For what it's worth, yes, an existing corpus of words is going to be useful. More importantly, determining the functional complexity expected of the system is going to be critical; do you need to parse simple sentences, or is there a need for parsing complex behavior? Can you constrain the inputs to a relatively simple set?
Regular expressions can help in some scenario.

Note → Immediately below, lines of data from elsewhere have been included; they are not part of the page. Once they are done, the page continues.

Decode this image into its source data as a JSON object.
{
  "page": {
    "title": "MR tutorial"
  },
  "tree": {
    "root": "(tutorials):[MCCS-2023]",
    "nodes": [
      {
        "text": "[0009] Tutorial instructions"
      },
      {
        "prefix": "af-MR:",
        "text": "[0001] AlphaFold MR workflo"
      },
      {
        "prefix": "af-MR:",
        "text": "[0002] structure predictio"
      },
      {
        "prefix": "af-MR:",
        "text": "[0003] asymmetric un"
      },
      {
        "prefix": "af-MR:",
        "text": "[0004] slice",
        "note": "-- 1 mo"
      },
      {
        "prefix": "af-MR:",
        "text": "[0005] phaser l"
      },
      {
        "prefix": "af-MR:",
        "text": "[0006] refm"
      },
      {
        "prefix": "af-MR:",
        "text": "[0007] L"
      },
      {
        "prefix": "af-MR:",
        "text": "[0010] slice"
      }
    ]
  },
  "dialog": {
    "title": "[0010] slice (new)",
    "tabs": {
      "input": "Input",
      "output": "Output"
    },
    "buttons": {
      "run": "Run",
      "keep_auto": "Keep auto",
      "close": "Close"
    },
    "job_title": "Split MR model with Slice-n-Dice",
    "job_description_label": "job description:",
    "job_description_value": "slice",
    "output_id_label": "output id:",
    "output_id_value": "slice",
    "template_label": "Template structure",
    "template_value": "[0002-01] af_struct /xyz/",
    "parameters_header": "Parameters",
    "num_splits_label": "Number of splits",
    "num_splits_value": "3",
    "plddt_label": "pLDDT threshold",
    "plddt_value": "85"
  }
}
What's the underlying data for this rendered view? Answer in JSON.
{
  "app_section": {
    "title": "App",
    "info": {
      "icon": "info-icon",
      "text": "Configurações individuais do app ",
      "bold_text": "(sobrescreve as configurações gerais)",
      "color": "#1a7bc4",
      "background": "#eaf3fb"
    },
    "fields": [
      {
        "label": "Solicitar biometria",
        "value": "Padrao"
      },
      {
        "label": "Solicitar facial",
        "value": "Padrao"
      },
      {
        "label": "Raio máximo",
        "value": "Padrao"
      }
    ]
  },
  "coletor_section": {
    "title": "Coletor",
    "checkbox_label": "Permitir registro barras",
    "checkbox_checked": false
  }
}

Here is a detailed example: What’s the Most Mentioned Scanner on CNET Forum, which used a regular expression to find all mentioned scanners in CNET forum posts.
In the post, a regular expression as such was used:
(?i)((?:\w+\s\w+\s(?:(?:(?:[0-9]+[a-z\-]|[a-z]+[0-9\-]|[0-9])[a-z0-9\-]*)|all-in-one|all in one)\s(\w+\s){0,1}(?:scanner|photo scanner|flatbed scanner|adf scanner|scanning|document scanner|printer scanner|portable scanner|handheld scanner|printer\/scanner))|(?:(?:scanner|photo scanner|flatbed scanner|adf scanner|scanning|document scanner|printer scanner|portable scanner|handheld scanner|printer\/scanner)\s(\w+\s){1,2}(?:(?:(?:[0-9]+[a-z\-]|[a-z]+[0-9\-]|[0-9])[a-z0-9\-]*)|all-in-one|all in one)))
in order to match either of the following:
two words, then model number (including all-in-one), then “scanner”
“scanner”, then one or two words, then model number (including
As a result, the text extracted from the post was like,
discontinued HP C9900A photo scanner
scanning his old x-rays
new Epson V700 scanner
HP ScanJet 4850 scanner
Epson Perfection 3170 scanner
This regular expression solution worked in a way.